Sakıncalı personel, işyerinde bütün farların üzerine çevrili olduğunu kesinlikle bildiği bir ortama ayak uydurmaya çalışırken, arkasından yürütülen evrakların varlığını son evrak imzadan çıktığında ancak öğrenir. Son ve kesin istihbarat raporunu yazacak sicil amiri tarafından kapısı içeriden sekreterce kilitlenmiş odada oturunca, hakkındaki son tümceleri yazan daktiloya ilişir gözü; “ Falan filan kişi, vatansever, iş ahlakı düzgün, çalışkan ve onurlu bir personelimiz olarak gözetimimiz altındaki çalışmaları ile dikkatimi çekmiş olup, sakıncalı personel listesinden çıkarılması konusundaki son ve kesin kanaatimdir!”

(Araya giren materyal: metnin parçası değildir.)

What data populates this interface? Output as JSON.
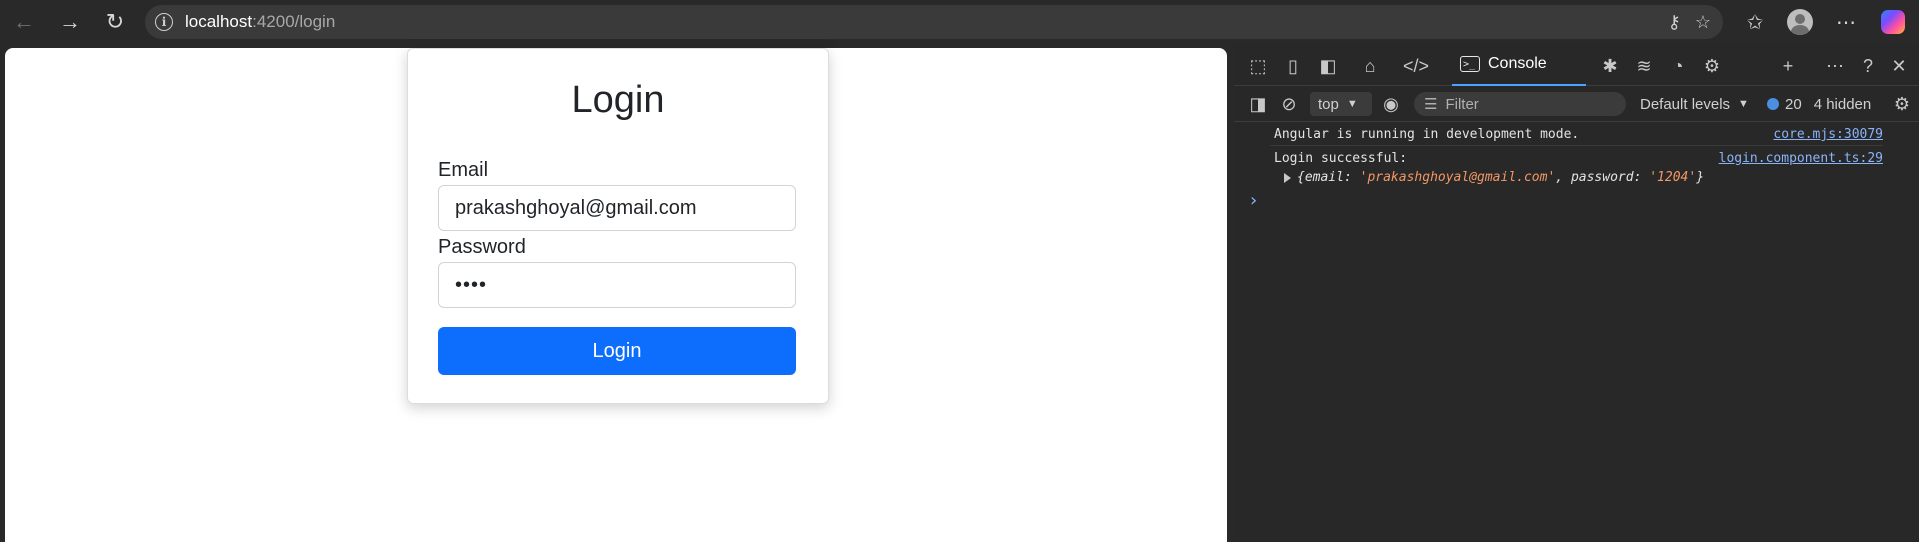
{
  "browser": {
    "url_host": "localhost",
    "url_path": ":4200/login",
    "back_icon": "arrow-left-icon",
    "forward_icon": "arrow-right-icon",
    "refresh_icon": "refresh-icon"
  },
  "login_page": {
    "title": "Login",
    "email_label": "Email",
    "email_value": "prakashghoyal@gmail.com",
    "password_label": "Password",
    "password_value": "••••",
    "submit_label": "Login",
    "button_color": "#0d6efd"
  },
  "devtools": {
    "tab_console": "Console",
    "context": "top",
    "filter_placeholder": "Filter",
    "levels": "Default levels",
    "issues_count": "20",
    "hidden": "4 hidden",
    "logs": [
      {
        "message": "Angular is running in development mode.",
        "source": "core.mjs:30079"
      },
      {
        "message": "Login successful:",
        "source": "login.component.ts:29"
      }
    ],
    "object_preview": {
      "email_key": "email: ",
      "email_value": "'prakashghoyal@gmail.com'",
      "password_key": ", password: ",
      "password_value": "'1204'"
    }
  }
}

Bu raporu bir üst sicil amirinin odasında da izler, suçluluk psikolojisinden bir türlü kurtulamamış olmanın ezikliği ile. Hocasının uzattığı eli öperek çıkar odadan.
Sonra da çalıştığı kurumda kendisinden düşük rütbe ile ‘Eğitim Subayı’ titri diye bilinen gerçek istihbaratçı tarafından çay ikramı için davet alınca da; “Ağabeyim geçmiş olsun. Artık dosyan kapandı!” dendiğinde, üç yıl boyunca ve herhalde üçer aylık devrelerle hakında istihbarat raporlarının düzenlendiğini öğrenir. Galiba temize çıkması için yaklaşık 46 imzalık bir rapor listesi gerekmişmiş!

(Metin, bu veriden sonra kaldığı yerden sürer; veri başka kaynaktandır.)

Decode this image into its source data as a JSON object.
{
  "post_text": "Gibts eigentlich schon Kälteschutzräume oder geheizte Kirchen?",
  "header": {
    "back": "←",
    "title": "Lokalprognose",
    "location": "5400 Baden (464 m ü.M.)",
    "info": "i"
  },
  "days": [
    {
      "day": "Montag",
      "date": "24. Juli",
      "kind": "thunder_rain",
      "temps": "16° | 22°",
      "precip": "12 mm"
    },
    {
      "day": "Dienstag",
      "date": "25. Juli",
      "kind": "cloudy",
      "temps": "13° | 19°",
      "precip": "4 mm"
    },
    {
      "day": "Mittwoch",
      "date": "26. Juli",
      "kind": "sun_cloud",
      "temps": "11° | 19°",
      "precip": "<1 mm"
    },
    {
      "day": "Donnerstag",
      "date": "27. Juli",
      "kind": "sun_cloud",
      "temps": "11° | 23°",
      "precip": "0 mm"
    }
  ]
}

Değerli devlet büyüklerim, mülki ve yerel amirler; lütfen sakıncalı personel veya gri memurlarınıza iyi gözle bakınız. Bu kararların iktidar erkinin yanlışları sonucu da oluşmuş olabileceğini asla göz ardı etmeyiniz. Sakıncalı personelleriniz veya gri memurlarınız, çoklukla sizlerden çok daha vatansever ve mutlaka T.C. Anayasası’nın ilk dört maddesine sizlerden daha sadık insanlar olabilirler.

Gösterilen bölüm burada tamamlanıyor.